Austrian police raid homes of Iranian Christian refugees
International | Despite the promise of asylum in the United States, the group faces deportation
by Mindy Belz
Posted 2/21/18, 04:58 pm
AUSTRIA: Austrian police on Wednesday raided an apartment building in Vienna, where some of a group of 100 mostly Christian Iranians have resided for more than a year, pending final approval for asylum in the United States. Police seized most documents and passports and are threatening the Iranians with deportation following a U.S. decision to deny asylum to some or all of the refugees, sources close to the cases told me.
The Iranians came to Vienna at the invitation of the U.S. State Department, and with “conditional approval” to come as refugees to the United States. The cases fall under a special category called the Lautenberg Amendment for Iranians—a category not covered by President Donald Trump’s executive orders last year on travel bans and reduced refugee resettlement. Yet the Trump administration has been slowing the processing of the cases, and is not taking any new cases—meaning the Iranians have run up against tough and at times unclear Trump administration directives coupled with a new Austrian government that ran on anti-refugee sentiments. Returning to Iran “could be a death sentence for these persecuted Christians and other minorities,” said one human rights expert.
SYRIA: Government airstrikes on a Damascus suburb have killed more than 250 people since Sunday—the highest 48-hour death toll in Eastern Ghouta since a 2013 chemical weapons attack threatened to prompt U.S. missile strikes. With seven hospitals bombed and more than 700 people wounded, UNICEF issued on Tuesday a mostly blank statement, saying only “no words will do justice to the children killed.” This isn’t mindless carnage, this is a power struggle the Bashar al-Assad regime is using among outside forces—Turkey, Iran, Russia, others—who view Syria’s people as tools. And, as experts repeat, the U.S. strategy is incoherent and it’s “not even clear who our allies are anymore.”
Plus American diplomacy is absent, hamstrung by the loss of U.S. influence since Russia intervened in support of Assad in 2015 and by a vacuum in the Syria office at the U.S. State Department. The last Syria envoy departed in March and has not been replaced.

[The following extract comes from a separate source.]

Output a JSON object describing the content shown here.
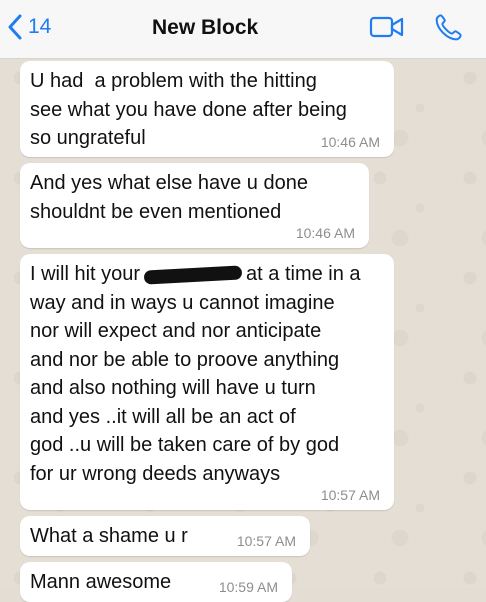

BRITAIN: Government-funded aid groups face a Feb. 26 deadline to assure the British aid minister they are combating sexual harassment and abuse, as fallout from an Oxfam scandal grows. Oxfam says it is investigating 26 new cases of sexual misconduct that have been reported since a scandal broke earlier this month over its handling of a 2011 case in Haiti.
RUSSIA: U.S. special counsel Robert Mueller’s Friday indictment of 13 Russians over interference in the 2016 U.S. presidential election shows how thoroughly social media companies like Facebook are being played by Russian propagandists, and how little they seem to be doing about it.
Amid all the smoke and fog on Trump and Russia, there seems to be less disagreement that Mueller, in the words of Axios’ Mike Allen, is “doing deep, serious investigative work—totally under the radar, and with zero leaks.” That makes it harder to take seriously Trump’s insistence Russian involvement is “a hoax,” but also hard to take seriously award-winning New York Times columnists who cover the waterfront on the implications … without mentioning President Barack Obama, who was in office when it all began.
SAUDI ARABIA: Trump’s tough rhetoric may be having an effect not only on new Saudi leadership but also on European countries like Belgium, which is taking steps to halt Saudi Wahhabi imports.